In 1861, he moved up in the world to Tupgill Park – now the home of the fabulous Forbidden Corner attraction – and Brecongill was taken over by John Howe Osborne, who had been known as the “Bank of England Jockey” because your money was always safe riding on him.

Osborne became hugely regarded in the racing industry and when he died in 1922, aged 89 a plaque was placed in Coverham church in his memory. It also records that his friends had paid for a bed in his name to be placed in “Darlington General Hospital” for the use of Coverham and Middleham residents.

This would have been the Greenbank hospital, the forerunner of the Memorial Hospital. In the days before the NHS, it was funded by donations, and another Coverdale resident, the fabulously-named Lupton Topham Topham, had a bed endowed in his honour.

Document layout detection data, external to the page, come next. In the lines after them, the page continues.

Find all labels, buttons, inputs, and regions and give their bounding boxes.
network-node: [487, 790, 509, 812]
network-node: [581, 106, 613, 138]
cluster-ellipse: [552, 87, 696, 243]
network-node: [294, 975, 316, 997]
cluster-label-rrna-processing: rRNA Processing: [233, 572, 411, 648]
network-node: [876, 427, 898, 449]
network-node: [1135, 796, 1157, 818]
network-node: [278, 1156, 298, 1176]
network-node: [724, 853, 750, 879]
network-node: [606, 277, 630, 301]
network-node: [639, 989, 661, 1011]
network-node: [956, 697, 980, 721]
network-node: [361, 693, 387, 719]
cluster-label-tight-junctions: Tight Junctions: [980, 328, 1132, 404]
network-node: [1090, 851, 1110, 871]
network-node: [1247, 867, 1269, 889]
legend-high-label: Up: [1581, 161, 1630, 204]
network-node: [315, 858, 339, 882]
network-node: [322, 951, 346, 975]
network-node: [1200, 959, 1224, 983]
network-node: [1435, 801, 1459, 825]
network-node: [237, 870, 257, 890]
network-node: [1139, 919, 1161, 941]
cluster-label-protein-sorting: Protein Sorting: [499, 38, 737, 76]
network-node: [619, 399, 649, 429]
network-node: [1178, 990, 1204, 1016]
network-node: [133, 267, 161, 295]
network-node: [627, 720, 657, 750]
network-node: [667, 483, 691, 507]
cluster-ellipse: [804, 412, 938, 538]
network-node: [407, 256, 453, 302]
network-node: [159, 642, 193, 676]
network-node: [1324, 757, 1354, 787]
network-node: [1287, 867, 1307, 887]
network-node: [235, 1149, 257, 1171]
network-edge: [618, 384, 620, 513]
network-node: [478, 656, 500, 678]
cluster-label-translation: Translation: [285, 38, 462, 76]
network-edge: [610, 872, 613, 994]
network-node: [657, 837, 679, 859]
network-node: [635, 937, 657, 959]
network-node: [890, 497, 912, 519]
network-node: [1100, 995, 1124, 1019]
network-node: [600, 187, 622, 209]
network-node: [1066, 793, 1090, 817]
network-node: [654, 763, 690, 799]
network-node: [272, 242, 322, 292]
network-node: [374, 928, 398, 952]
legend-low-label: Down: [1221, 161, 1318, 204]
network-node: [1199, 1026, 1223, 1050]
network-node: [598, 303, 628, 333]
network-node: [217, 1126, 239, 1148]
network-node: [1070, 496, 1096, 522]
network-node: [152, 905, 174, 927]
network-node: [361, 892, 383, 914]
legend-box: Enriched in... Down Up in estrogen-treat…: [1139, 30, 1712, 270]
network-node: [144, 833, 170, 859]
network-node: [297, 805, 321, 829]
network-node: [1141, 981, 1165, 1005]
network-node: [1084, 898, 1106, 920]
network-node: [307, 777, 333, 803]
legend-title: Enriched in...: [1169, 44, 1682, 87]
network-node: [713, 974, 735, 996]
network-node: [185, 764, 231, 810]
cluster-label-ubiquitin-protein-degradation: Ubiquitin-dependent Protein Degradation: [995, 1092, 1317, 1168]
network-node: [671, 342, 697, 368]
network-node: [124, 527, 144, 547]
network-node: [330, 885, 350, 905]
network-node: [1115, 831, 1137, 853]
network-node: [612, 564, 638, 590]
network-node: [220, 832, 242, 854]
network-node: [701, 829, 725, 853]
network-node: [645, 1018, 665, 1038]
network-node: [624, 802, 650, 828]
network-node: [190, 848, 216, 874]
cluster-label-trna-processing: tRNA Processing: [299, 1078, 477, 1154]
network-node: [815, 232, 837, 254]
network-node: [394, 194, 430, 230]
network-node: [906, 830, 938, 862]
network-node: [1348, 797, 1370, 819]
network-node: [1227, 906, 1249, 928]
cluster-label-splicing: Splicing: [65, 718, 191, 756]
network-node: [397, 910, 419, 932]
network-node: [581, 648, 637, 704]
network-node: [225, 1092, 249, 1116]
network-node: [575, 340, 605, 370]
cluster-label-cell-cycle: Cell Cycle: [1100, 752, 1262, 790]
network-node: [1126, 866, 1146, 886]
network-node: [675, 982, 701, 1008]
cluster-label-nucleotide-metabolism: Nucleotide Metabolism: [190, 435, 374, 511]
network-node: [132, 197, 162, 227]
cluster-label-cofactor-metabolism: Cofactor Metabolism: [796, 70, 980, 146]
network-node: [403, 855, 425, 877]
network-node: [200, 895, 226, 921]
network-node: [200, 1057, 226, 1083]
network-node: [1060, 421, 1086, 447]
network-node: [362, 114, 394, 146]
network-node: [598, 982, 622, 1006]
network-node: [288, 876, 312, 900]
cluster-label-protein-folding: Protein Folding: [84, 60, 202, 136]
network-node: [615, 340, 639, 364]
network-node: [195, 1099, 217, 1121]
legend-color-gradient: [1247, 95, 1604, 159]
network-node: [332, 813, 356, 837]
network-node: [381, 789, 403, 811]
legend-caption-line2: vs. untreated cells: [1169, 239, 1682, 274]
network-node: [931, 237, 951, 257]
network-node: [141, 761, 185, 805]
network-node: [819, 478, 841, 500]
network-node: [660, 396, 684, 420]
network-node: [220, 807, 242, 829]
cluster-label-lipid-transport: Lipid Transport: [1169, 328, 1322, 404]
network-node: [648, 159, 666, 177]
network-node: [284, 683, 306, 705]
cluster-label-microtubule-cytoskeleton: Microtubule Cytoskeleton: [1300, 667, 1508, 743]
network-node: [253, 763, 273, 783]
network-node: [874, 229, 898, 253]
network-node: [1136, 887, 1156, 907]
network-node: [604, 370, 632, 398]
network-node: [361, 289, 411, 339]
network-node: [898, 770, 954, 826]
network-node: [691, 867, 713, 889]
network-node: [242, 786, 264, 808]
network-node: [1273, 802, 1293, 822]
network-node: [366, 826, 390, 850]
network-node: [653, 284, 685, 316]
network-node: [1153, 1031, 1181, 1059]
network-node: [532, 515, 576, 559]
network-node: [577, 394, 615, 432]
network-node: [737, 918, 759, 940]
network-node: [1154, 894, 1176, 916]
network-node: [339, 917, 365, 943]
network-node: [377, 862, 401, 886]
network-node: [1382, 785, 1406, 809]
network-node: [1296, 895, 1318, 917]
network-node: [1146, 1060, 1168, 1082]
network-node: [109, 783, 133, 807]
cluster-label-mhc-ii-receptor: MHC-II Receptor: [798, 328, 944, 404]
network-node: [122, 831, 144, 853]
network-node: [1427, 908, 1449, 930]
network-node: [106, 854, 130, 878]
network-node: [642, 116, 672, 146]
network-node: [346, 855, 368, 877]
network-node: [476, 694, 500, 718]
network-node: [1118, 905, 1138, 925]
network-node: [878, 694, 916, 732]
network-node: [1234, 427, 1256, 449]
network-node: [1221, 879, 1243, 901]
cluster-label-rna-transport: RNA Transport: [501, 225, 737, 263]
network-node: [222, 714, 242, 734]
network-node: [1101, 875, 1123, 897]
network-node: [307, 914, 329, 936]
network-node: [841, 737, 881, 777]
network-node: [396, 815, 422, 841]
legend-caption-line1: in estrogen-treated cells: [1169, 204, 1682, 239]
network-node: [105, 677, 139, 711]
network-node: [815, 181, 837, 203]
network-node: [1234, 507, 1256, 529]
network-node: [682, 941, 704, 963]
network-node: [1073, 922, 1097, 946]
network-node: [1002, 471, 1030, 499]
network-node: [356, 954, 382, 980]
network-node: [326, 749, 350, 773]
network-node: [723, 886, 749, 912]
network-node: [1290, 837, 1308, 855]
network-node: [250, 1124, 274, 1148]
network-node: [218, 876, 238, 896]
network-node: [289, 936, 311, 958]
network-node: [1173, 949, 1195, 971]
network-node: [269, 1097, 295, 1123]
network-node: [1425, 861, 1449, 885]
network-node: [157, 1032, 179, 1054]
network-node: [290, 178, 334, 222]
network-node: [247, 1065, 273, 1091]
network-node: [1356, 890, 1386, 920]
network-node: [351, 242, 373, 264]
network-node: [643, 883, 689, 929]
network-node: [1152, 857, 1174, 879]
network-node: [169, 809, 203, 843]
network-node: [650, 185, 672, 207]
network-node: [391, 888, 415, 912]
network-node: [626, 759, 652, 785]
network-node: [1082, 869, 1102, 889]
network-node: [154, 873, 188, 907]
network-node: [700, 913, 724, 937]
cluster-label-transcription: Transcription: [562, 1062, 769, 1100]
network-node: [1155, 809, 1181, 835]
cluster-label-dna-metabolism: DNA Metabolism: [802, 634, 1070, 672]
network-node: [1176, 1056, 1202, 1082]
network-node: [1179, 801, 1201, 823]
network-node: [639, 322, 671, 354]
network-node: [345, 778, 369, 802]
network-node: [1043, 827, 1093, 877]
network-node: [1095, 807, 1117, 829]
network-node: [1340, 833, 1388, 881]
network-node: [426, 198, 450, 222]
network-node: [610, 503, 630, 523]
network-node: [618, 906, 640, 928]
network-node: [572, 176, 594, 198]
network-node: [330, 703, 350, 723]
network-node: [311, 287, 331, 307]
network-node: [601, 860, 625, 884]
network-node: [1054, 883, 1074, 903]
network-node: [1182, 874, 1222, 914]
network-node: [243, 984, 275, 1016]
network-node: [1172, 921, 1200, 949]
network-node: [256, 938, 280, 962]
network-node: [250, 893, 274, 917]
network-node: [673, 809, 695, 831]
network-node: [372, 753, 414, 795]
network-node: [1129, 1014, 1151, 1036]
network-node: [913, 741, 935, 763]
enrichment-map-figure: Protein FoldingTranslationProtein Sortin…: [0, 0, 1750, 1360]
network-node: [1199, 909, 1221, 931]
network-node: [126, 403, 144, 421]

There are plenty of Tophams buried in Coverdale churchyard, but the headstone which most catches the eye has a lovely equine carving and is dedicated to a 19-year-old jockey, Benjamin Thompson, who died in 1876.

Beside it, is another remarkable stone, which someone has recently gone over with a black felt-tip. It tells of James Fieldhouse, 15, who “was killed by lightning” on June 20, 1868. Not only was James killed, but so was his mount, Rococo, the horse trained by Thomas Dawson at Tupgill which had won the 1866 Northumberland Plate – “the Pitmen’s Derby” – at Newcastle.

Churchyard fact

IT is said that the churchyard drops so steeply down to the River Cover that it is impossible to see the church and, because of the rippling of the waters, impossible to hear the bells.

The plant fair

COVERHAM ABBEY is open from 11am to 4pm on Sunday, July 30, for the Flower Power Plant Fair, where the dealers specialise in unusual plants. Admission is £3.50, children are free. Homemade refreshments will be served in the old barn. Satnav users try DL8 4RN.